Philanthropic support also provides organizations some room to maneuver, Orander said, since most government funding can be used only for specific programs-and only as directed. If a government contract sets pay for a particular job at $9 an hour, for example, an agency with money of its own has the option of paying more to hire the best person for the job.

The challenge for such organizations, though, is that the constituents they serve aren't likely to become donors. Humanservice groups also can't count on things like ticket sales or corporate sponsorships the way an arts organization might.

Even so, the Children's Bureau has been holding its own. In addition to raising more than $2 million for its programs each year, the agency has been plowing ahead with a $9.2 million capital campaign to rebuild its aging Family Support Center on 16th Street. Work began this month, and construction is expected to be complete next year.

Campaign leaders still need to line up the final $2 million, but the project got a big boost from a $4 million gift from local philanthropist Gene Glick, $1 million from the United Way's Capital Projects Fund, and $1.2 million from the Michigan-based Kresge Foundation.

Carpenter said the new, LEED-certified facility will give the Children's Bureau room to keep growing and a place to consolidate administrative offices.

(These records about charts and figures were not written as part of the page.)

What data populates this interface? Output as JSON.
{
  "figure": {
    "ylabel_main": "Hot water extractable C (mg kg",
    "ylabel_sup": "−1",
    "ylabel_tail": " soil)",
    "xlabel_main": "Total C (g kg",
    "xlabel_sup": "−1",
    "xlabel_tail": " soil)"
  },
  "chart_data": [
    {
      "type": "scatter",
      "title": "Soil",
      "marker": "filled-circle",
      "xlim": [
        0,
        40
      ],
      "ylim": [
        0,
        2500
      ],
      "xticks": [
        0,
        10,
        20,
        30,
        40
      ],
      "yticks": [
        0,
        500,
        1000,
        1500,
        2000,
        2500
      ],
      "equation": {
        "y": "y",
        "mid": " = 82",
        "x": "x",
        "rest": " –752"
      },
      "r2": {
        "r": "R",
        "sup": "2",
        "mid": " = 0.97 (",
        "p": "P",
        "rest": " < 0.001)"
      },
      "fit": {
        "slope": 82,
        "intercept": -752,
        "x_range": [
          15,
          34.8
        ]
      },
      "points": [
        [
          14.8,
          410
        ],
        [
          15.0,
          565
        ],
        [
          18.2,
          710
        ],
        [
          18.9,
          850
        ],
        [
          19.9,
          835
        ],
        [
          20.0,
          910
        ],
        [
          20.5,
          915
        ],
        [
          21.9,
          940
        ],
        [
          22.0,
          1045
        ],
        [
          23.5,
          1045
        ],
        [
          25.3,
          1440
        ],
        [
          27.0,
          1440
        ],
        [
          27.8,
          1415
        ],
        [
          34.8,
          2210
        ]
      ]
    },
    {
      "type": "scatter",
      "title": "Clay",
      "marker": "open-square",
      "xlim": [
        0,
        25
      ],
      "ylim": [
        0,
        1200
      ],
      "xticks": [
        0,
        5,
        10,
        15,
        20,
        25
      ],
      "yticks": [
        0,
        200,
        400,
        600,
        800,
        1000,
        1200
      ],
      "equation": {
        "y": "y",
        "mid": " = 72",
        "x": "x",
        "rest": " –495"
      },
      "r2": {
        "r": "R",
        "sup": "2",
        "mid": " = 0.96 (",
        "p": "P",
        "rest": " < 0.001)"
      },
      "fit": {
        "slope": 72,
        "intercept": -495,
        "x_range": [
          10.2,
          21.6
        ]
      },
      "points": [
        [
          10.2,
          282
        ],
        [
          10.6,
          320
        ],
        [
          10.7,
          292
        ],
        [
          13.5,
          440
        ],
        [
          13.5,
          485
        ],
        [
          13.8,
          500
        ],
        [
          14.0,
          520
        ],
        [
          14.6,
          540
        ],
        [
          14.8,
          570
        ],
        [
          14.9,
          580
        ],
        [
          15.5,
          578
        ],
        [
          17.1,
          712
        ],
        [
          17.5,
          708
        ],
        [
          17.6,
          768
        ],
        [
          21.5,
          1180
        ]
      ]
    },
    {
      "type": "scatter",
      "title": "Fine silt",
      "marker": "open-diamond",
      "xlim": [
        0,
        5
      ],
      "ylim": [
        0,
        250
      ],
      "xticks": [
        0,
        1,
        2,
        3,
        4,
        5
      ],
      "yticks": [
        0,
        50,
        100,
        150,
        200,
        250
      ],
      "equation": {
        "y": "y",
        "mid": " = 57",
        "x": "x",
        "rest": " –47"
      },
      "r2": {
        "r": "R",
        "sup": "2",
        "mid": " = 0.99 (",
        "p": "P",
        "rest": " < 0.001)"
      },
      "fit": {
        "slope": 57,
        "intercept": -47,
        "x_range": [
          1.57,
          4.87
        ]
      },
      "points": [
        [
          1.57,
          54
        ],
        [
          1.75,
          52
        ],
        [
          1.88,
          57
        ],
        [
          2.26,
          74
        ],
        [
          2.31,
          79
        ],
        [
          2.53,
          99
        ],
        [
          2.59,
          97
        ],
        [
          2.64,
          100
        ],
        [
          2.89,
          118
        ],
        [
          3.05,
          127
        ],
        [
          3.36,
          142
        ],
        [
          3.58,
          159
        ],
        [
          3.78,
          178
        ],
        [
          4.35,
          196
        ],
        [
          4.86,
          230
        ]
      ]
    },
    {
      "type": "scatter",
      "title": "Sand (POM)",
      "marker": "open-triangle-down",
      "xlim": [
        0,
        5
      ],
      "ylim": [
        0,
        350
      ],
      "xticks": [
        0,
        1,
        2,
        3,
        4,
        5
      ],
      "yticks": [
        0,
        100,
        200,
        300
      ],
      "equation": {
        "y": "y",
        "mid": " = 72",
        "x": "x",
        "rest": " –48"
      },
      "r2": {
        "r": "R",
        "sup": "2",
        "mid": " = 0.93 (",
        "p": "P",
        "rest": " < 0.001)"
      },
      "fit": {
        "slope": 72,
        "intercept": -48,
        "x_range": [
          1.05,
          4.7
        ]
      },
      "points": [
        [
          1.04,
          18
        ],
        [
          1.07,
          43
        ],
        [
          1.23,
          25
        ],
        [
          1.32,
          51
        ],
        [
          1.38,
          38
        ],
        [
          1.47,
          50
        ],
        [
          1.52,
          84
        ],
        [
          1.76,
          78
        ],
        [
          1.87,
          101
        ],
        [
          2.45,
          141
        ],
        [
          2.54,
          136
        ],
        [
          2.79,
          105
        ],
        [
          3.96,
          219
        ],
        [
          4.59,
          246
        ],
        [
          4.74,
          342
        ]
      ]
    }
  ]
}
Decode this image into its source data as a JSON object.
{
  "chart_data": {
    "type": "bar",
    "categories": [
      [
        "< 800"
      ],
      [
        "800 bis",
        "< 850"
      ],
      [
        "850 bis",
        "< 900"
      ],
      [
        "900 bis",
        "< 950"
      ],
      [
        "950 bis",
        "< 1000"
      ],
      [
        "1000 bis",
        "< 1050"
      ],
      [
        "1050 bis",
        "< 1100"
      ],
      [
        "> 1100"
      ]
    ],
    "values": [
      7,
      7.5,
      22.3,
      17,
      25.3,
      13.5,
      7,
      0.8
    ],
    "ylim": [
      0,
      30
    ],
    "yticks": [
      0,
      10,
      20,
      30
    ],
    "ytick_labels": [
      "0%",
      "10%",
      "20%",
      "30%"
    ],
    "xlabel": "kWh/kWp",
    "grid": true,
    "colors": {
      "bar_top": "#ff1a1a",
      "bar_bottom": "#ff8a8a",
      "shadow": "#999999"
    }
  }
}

It also will serve as a conversation piece in the community, thanks to five 18-foot-by-8-foot photos of children that will top the building.

"It will be a landmark for the city," he said, "and send a strong message that we value every child, that we have hope for all kids."

Because of confidentially concerns, the images won't portray children the agency has served. Rather, Carpenter is shopping photos to would-be donors who might be interested in seeing larger-than-life pictures of themselves or family members.

"It's a naming-rights opportunity," he said with a smile.